Sit back and relax at library oasis
The new library oasis includes 14 cushy chairs and a 52-inch LCD screen showing images from the library’s Special Collections.
Photo: Roberta Dupuis-Devlin
Where’s the latest hang-out on the east side of campus?
The first floor of the Daley Library, where there’s a comfortable alcove with cushy chairs, a digital display of rotating photographs from library collections and that necessity of modern life, a coffee shop.
A dedication for the new space will take place from 3:30-5 p.m. today on the first floor of the Daley Library.

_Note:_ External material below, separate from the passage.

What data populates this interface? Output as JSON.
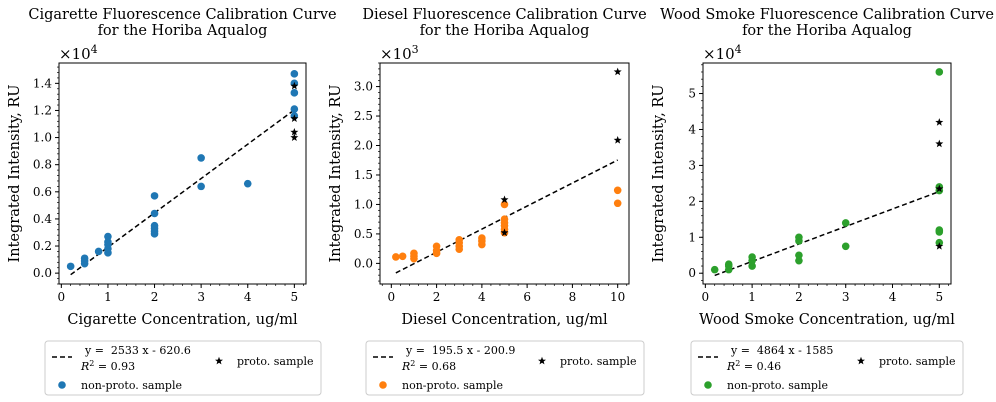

The campus community is welcome.
“The oasis is intended for small group discussion or quiet reading or relaxing,” said Mary Case, university librarian.
“It has already become the place to meet classmates or stop to organize one’s thoughts or spend a few quiet minutes before class.”
The space, next to the Daley Grind coffee shop, has 14 roomy chairs in shades of brown, blue and green, some with tables attached to hold books or food.
A 52-inch LCD screen shows images from the library’s Special Collections “a wonderful way to engage students in experiencing and learning about our rare and special materials,” Case said.
Up first are photos from the “City 2000” Comer Collection, which captures Chicago in the year 2000.
The collection archive, donated to the UIC Library in 2001, includes more than 500,000 images of the city in the millennial year.
The next set of photographs will come from “A Century of Progress International Exposition,” images from the 1933 and 1934 World’s Fair in Chicago.
The oasis was funded by a donation from Provost R. Michael Tanner and his wife, Eileen Tanner, special assistant for campus relations, in partnership with the UIC Library and Project Oasis in the Office of Campus Learning Environments.
Eileen Tanner said she is excited to show the campus community the library’s digital images.
“I love getting the art that we have in Special Collections in front of people,” she said.
“People pass through there daily and we see it as a tremendous enhancement for the appearance of the space. It’s a comfortable place for students and other library patrons, and it’s very welcoming and inviting.”